Não obstante tudo que seus professores, funcionários e estudantes criam nas ciências e nas artes, a Universidade de São Paulo sempre foi, institucionalmente, uma das mais conservadoras universidades do país, dada a sua estrutura oligárquica e a anacrônica eleição indireta de reitores e diretores.

Além disso, ultimamente a reitoria da USP tem reavivado práticas dos tempos da ditadura militar: espionagem, incursões policiais e crescente militarização do espaço físico dos campi.

O combate a vozes dissonantes se baseia em instrumento do período autoritário, o decreto 52.906 de 1972, e se expressa em mais de cem processos disciplinares e ações judiciais, que têm resultado na expulsão de estudantes, no risco iminente de demissão de diretores do Sindicato dos Trabalhadores (Sintusp) e na interpelação judicial de toda a diretoria da Associação dos Docentes (Adusp).

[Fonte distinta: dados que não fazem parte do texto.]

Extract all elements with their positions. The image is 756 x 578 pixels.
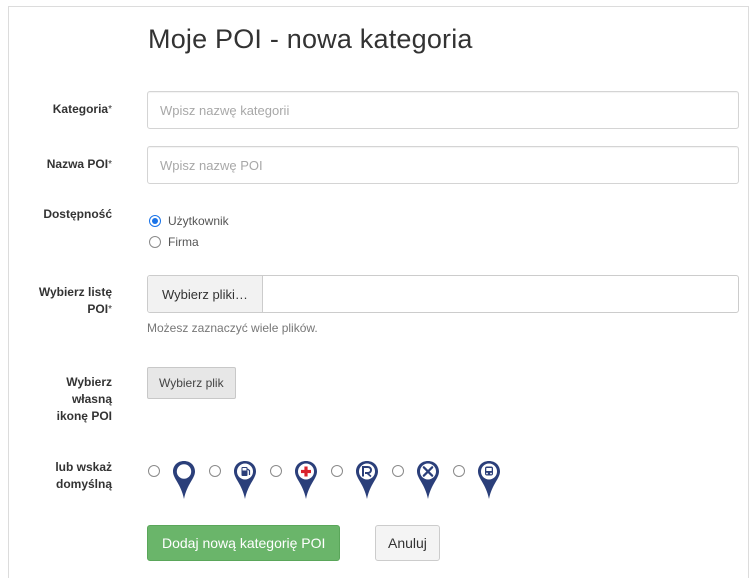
pin-medical-icon	[295, 461, 317, 499]
radio-icon-train[interactable]	[453, 465, 465, 477]
icon-option-empty[interactable]	[148, 459, 197, 501]
category-label: Kategoria*	[52, 102, 112, 116]
radio-icon-restaurant[interactable]	[392, 465, 404, 477]
cancel-button[interactable]: Anuluj	[375, 525, 440, 561]
radio-icon-empty[interactable]	[148, 465, 160, 477]
icon-option-train[interactable]	[453, 459, 502, 501]
icon-option-restaurant[interactable]	[392, 459, 441, 501]
poi-list-help-text: Możesz zaznaczyć wiele plików.	[147, 321, 318, 335]
poi-name-label: Nazwa POI*	[46, 157, 112, 171]
poi-name-input[interactable]	[147, 146, 739, 184]
default-icon-options	[148, 459, 514, 505]
radio-company-label: Firma	[168, 235, 199, 249]
default-icon-label: lub wskaż domyślną	[55, 460, 112, 491]
radio-icon-medical[interactable]	[270, 465, 282, 477]
required-mark: *	[108, 159, 112, 170]
availability-option-user[interactable]: Użytkownik	[149, 213, 229, 229]
radio-icon-parking[interactable]	[331, 465, 343, 477]
poi-list-label: Wybierz listę POI*	[38, 285, 112, 316]
icon-option-parking[interactable]	[331, 459, 380, 501]
page-title: Moje POI - nowa kategoria	[148, 24, 473, 54]
choose-files-button[interactable]: Wybierz pliki…	[148, 276, 263, 312]
category-input[interactable]	[147, 91, 739, 129]
pin-train-icon	[478, 461, 500, 499]
icon-option-medical[interactable]	[270, 459, 319, 501]
radio-user-label: Użytkownik	[168, 214, 229, 228]
radio-company[interactable]	[149, 236, 161, 248]
poi-list-file-input[interactable]: Wybierz pliki…	[147, 275, 739, 313]
pin-restaurant-icon	[417, 461, 439, 499]
choose-file-button[interactable]: Wybierz plik	[147, 367, 236, 399]
availability-option-company[interactable]: Firma	[149, 234, 199, 250]
radio-icon-fuel[interactable]	[209, 465, 221, 477]
radio-user[interactable]	[149, 215, 161, 227]
custom-icon-label: Wybierz własną ikonę POI	[56, 375, 112, 423]
availability-label: Dostępność	[43, 207, 112, 221]
add-category-button[interactable]: Dodaj nową kategorię POI	[147, 525, 341, 561]
required-mark: *	[108, 104, 112, 115]
pin-fuel-icon	[234, 461, 256, 499]
pin-parking-icon	[356, 461, 378, 499]
pin-empty-icon	[173, 461, 195, 499]
icon-option-fuel[interactable]	[209, 459, 258, 501]
required-mark: *	[108, 304, 112, 315]
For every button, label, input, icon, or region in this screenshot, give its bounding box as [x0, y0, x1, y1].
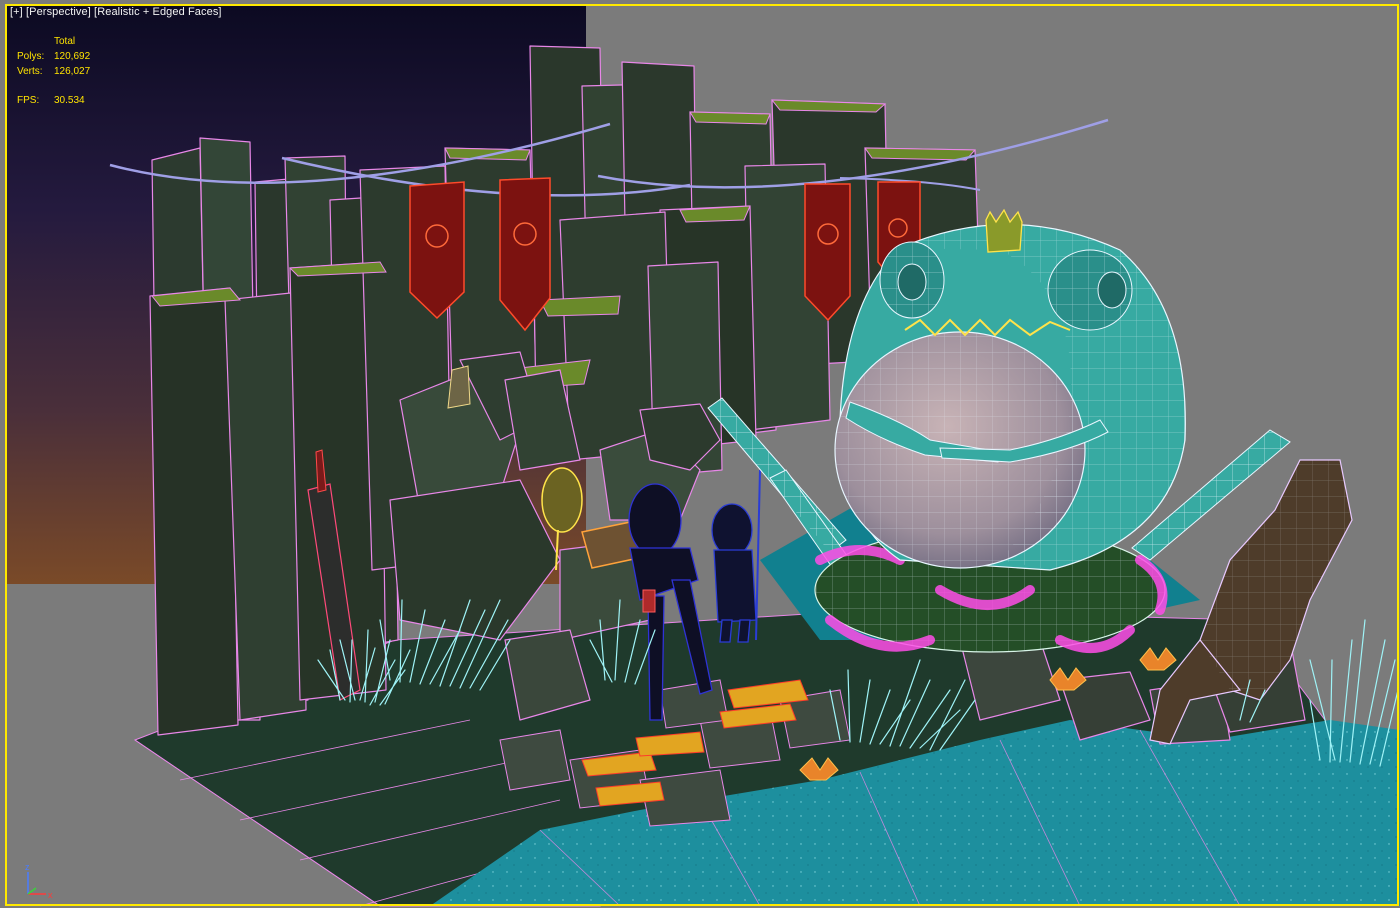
frog-crown: [985, 208, 1023, 253]
stats-polys-row: Polys: 120,692: [17, 49, 90, 64]
character-sword-sheath: [642, 589, 656, 613]
cat-statue: [447, 365, 471, 409]
viewport-label: [+] [Perspective] [Realistic + Edged Fac…: [10, 6, 222, 18]
frog-pupil-right: [1097, 271, 1127, 309]
perspective-viewport[interactable]: [+] [Perspective] [Realistic + Edged Fac…: [0, 0, 1400, 908]
stats-header: Total: [54, 36, 76, 47]
scene-render[interactable]: [0, 0, 1400, 908]
polys-label: Polys:: [17, 51, 45, 62]
frog-pupil-left: [897, 263, 927, 301]
view-mode-button[interactable]: [Perspective]: [26, 6, 91, 18]
character-spear: [755, 469, 761, 641]
axis-y-line: [27, 887, 37, 895]
statistics-overlay: Total Polys: 120,692 Verts: 126,027 FPS:…: [17, 34, 90, 108]
viewport-menu-button[interactable]: [+]: [10, 6, 23, 18]
stats-fps-row: FPS: 30.534: [17, 93, 90, 108]
shading-mode-button[interactable]: [Realistic + Edged Faces]: [94, 6, 222, 18]
stats-verts-row: Verts: 126,027: [17, 64, 90, 79]
verts-value: 126,027: [54, 66, 91, 77]
polys-value: 120,692: [54, 51, 91, 62]
verts-label: Verts:: [17, 66, 43, 77]
fps-value: 30.534: [54, 95, 85, 106]
axis-z-label: z: [25, 862, 30, 872]
fps-label: FPS:: [17, 95, 40, 106]
axis-x-label: x: [48, 890, 53, 900]
lantern: [541, 467, 583, 533]
character-second: [711, 503, 757, 643]
axis-gizmo: z x: [25, 862, 53, 900]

Em 2011, a entrada da Polícia Militar se deu sob a alegação de garantir a segurança na Cidade Universitária, mas até hoje a reitoria sequer instalou iluminação adequada dos campi. A contratação de três coronéis para chefiar a recém-criada Superintendência de Segurança, bem como a anunciada instalação de cancelas e de guaritas elevadas, tendem a isolar cada vez mais o campus Butantã do restante da cidade.

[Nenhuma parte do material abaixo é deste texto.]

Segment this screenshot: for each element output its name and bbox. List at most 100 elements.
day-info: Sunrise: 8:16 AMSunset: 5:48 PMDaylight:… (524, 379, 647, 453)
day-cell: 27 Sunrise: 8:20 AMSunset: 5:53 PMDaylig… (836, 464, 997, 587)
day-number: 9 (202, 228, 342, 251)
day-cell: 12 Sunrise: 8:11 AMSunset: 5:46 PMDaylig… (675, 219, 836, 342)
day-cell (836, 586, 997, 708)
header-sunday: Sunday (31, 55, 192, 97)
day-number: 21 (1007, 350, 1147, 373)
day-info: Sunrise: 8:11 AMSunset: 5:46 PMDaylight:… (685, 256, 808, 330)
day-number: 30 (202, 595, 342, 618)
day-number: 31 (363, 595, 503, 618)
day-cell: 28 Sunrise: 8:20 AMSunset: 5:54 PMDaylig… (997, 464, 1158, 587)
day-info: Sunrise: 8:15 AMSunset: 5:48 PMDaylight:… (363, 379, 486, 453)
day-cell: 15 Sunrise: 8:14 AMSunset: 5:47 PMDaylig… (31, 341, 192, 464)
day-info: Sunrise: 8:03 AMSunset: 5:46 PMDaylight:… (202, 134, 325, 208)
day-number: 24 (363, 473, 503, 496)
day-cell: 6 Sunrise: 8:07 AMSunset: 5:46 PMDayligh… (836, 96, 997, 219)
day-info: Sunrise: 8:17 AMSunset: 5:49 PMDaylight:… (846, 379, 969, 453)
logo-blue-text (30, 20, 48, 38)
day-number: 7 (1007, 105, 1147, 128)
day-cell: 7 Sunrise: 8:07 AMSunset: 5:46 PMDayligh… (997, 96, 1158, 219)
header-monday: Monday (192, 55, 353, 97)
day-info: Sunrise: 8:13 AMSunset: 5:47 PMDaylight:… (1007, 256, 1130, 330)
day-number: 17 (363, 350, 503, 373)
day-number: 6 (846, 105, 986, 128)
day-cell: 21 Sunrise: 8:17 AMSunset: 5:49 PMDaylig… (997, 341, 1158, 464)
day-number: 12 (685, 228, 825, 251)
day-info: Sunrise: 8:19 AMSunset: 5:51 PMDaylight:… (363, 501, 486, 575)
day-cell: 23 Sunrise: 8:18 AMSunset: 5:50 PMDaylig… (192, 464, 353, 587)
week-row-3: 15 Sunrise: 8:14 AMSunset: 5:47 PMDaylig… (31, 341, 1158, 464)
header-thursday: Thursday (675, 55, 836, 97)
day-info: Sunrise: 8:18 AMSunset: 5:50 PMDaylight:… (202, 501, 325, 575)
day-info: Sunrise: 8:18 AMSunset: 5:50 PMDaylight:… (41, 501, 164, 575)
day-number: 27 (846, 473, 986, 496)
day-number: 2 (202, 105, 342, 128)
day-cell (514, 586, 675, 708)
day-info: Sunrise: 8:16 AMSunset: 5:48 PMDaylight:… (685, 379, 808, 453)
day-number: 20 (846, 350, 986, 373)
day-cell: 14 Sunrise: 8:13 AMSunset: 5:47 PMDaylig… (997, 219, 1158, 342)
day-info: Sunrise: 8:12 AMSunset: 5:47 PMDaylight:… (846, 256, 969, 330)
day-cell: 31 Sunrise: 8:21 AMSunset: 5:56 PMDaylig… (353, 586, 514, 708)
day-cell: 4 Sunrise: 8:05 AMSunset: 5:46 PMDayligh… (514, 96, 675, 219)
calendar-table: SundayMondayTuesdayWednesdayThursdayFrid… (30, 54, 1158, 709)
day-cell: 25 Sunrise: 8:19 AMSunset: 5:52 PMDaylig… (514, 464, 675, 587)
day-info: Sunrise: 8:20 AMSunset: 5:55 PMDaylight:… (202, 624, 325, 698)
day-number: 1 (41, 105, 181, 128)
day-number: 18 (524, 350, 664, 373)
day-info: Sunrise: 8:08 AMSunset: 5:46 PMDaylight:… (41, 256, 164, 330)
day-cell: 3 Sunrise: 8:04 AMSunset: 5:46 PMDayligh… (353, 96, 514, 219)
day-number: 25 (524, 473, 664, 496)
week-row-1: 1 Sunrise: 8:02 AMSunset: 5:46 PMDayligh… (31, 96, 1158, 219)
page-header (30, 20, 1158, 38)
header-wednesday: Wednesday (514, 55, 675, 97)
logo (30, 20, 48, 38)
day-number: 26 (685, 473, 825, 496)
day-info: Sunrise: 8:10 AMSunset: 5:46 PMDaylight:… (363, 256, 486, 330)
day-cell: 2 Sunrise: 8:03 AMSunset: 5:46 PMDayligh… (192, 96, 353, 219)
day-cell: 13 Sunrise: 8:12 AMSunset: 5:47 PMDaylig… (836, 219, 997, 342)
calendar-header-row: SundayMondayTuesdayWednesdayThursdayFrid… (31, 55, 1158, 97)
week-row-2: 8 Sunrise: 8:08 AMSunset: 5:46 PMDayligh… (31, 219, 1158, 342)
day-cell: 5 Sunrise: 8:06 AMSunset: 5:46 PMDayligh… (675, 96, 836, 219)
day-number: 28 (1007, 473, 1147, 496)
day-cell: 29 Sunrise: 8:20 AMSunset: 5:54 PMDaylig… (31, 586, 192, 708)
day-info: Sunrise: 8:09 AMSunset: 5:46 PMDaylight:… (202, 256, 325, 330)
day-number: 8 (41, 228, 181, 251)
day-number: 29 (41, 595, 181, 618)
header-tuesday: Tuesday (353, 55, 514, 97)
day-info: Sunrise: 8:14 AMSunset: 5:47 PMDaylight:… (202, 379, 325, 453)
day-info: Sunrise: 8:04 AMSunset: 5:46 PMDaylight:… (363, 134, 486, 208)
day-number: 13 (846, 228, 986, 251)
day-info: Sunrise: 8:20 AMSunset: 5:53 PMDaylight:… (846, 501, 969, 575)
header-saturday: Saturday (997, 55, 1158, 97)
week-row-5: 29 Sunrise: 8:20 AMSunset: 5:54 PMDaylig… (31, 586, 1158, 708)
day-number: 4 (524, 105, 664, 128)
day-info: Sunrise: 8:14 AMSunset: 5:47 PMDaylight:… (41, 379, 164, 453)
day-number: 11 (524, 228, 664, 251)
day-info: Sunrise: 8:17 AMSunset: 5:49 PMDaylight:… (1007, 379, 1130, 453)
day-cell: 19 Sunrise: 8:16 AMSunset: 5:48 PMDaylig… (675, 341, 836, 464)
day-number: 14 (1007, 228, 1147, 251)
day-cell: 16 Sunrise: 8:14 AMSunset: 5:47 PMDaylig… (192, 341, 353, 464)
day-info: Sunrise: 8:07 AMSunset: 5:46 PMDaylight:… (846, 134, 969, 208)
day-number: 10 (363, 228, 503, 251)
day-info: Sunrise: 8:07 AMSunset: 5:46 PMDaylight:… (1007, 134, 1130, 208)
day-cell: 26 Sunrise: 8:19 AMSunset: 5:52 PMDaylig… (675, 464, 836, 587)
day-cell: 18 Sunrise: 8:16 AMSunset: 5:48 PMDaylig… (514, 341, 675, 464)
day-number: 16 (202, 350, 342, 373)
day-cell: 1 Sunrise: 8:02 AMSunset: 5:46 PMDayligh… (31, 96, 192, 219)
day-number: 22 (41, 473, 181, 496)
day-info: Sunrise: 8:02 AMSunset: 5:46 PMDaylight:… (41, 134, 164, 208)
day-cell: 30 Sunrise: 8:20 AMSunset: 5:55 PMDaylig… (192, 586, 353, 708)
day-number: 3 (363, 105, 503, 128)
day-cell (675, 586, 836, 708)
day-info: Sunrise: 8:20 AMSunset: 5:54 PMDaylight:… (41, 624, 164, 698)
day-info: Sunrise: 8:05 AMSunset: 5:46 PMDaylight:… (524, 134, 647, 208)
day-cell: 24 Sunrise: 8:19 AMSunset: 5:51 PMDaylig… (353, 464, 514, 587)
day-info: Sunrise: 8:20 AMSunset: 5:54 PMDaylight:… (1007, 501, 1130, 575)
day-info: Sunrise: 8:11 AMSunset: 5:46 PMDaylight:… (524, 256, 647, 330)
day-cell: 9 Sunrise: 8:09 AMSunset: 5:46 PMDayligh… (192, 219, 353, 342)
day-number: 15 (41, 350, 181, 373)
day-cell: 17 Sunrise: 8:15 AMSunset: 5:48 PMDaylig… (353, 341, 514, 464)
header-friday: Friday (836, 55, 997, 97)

O comportamento da reitoria vincula-se ao projeto de sucessivos governos para o ensino superior, com vistas a submeter as universidades a interesses privados.

Daí decorrem a intenção de descaracterizar a universidade pública, gratuita e de qualidade socialmente referenciada; a necessidade de atacar os sindicatos e perseguir o movimento estudantil; bem como o processo em curso de ampla terceirização de funcionários técnico-administrativos.

Tal projeto é, ainda, a fonte da complacência dos gestores universitários com a liberdade de atuação das fundações privadas ditas "de apoio" e com outras ações que desfiguram a função social da USP, como os fundos privados de captação de recursos (endowments).

A situação é grave e não se restringe à USP, apesar de nela atingir o nível mais agudo. Tanto é que a Comissão de Educação e Cultura da Assembleia Legislativa do Estado de São Paulo realizou, recentemente, uma audiência pública sobre o financiamento das universidades estaduais e a criminalização dos movimentos sociais que nelas atuam.

Na USP, as reformas iniciadas ou completadas na atual gestão, tais como o novo Regimento da Pós-Graduação, as diretrizes para a Criação de Cursos e a Carreira Docente, refletem a concepção produtivista e mercantil predominante, que tantos danos vêm causando ao ensino superior no país.

Todas elas realizadas sem efetiva discussão com os interessados, lançando professores numa competição descabida, em vez de estimular a docência, a pesquisa, a extensão de qualidade.

Assim procedendo, a reitoria da USP não só coloca em risco a qualidade social do tripé ensino-pesquisa-extensão. Ao optar pela intolerância e por criminalizar os movimentos sindical e estudantil, deixa de cumprir o papel de instituição exemplar para o conjunto da sociedade.

Afinal, a quem servirá uma universidade pública em que o pensamento crítico, o direito de opinião e as liberdades políticas são ameaçados cotidianamente?